The most commonly taught method is the Rule of Nines, which divides the adult body into sections that are each roughly 9% (or multiples of 9%):
- Head and neck: 9%
- Each arm: 9%
- Chest: 9%
- Abdomen: 9%
- Upper back: 9%
- Lower back: 9%
- Each leg: 18% (9% front, 9% back)
- Groin: 1%
For small or irregularly shaped burns, a quick estimate uses the patient’s own hand. The palmar surface of the entire hand (fingers included) represents roughly 1% of TBSA. The palm alone, without the fingers, is only about 0.5%.
Why Children Are Measured Differently
The Rule of Nines doesn’t work well for infants and young children because their heads are proportionally much larger and their legs are proportionally shorter than an adult’s. A baby’s head can account for around 20% of body surface area, more than double the adult value. The Lund-Browder chart adjusts for these proportional differences at various ages and is considered the most accurate method for estimating TBSA in both children and adults. For very small patients under 10 kg, a “Rule of Eights” has also been proposed: roughly 32% for the trunk, 20% for the head, 16% for each leg, and 8% for each arm.
Why Classifying Depth Is Difficult
Clinicians assess burn depth by looking at color, moisture, blistering, and whether the area blanches (briefly turns white) when pressed. They also test sensation: can the patient feel a light touch or pinprick? A burn that is painful to light touch is likely partial-thickness. One that feels numb is likely full-thickness.
The problem is that clinical assessment by visual inspection alone is only about 60 to 80% accurate, particularly for burns of intermediate depth that fall between obviously superficial and obviously full-thickness. Doctors frequently overestimate burn depth, which can lead to unnecessary surgery.
Laser Doppler imaging, a non-invasive tool that measures blood flow in the tissue, significantly improves accuracy. It works by distinguishing high-perfusion burns (which are superficial and will heal conservatively) from low-perfusion burns (which are deep and need grafting). Studies show sensitivity rates of 90 to 100% and specificity of 92 to 97%, consistently outperforming visual assessment alone. In one study of 76 intermediate-depth burns, laser Doppler imaging correctly identified all 25 burns that needed surgery, matching the results of tissue biopsy. Clinical judgment alone agreed with biopsy only 84% of the time. The best results come when imaging is performed 42 to 72 hours after injury, once the initial swelling has stabilized.

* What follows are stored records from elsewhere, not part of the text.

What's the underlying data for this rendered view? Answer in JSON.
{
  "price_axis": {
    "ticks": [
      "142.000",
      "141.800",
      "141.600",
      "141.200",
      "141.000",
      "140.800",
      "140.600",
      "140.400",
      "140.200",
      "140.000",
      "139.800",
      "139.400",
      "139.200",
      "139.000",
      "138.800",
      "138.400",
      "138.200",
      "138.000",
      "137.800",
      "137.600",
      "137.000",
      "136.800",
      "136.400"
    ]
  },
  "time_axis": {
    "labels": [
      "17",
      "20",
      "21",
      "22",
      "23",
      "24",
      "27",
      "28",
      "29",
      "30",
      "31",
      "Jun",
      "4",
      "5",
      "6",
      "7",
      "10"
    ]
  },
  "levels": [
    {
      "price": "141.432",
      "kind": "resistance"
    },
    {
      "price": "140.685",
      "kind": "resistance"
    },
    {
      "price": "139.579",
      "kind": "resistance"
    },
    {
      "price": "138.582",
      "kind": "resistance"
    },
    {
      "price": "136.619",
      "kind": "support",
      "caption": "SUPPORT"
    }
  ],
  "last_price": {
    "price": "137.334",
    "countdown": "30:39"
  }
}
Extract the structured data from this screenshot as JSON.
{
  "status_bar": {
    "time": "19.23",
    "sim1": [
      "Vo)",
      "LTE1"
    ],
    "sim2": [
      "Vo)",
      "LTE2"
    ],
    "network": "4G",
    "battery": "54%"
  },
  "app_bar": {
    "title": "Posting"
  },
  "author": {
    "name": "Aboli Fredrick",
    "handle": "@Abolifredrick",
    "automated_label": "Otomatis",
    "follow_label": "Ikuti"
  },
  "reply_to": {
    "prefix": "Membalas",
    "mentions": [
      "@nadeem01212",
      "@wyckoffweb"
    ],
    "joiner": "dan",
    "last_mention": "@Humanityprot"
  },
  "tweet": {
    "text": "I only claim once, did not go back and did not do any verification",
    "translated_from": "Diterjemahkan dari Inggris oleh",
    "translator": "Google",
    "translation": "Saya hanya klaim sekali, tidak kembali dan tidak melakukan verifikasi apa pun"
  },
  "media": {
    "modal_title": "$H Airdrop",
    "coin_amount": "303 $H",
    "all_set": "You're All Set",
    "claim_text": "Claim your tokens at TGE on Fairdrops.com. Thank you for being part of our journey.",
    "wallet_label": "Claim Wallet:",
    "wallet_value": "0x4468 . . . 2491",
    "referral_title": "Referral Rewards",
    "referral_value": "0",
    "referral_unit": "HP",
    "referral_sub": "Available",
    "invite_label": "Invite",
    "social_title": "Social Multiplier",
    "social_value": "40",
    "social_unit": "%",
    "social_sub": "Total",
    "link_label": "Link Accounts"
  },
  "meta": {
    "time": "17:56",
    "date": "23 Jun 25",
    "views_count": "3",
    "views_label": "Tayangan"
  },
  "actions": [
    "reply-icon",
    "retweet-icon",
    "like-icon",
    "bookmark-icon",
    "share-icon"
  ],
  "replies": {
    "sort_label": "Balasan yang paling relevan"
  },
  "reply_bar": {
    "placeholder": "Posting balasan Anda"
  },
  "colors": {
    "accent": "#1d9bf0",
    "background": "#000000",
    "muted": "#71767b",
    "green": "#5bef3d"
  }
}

When Burns Require Specialized Care
The American Burn Association publishes referral guidelines based on both depth and TBSA. Burns that should be evaluated at a specialized burn center include partial-thickness burns covering 10% or more of TBSA, any full-thickness burn regardless of size, and any deep burn involving the face, hands, feet, genitals, or joints. All suspected inhalation injuries, all chemical burns, and all high-voltage electrical injuries also warrant burn center referral.
Children 14 and younger represent a special category. The American Burn Association recommends that all pediatric burns may benefit from burn center referral, not just because of wound severity but because of pain management needs, the complexity of dressing changes on small patients, rehabilitation, and the need to screen for non-accidental trauma.
Burn classification, in short, is the foundation for every treatment decision that follows. A burn’s depth determines whether it will heal on its own or require surgery, and the TBSA percentage determines the scale of the body’s systemic response and the resources needed to manage it.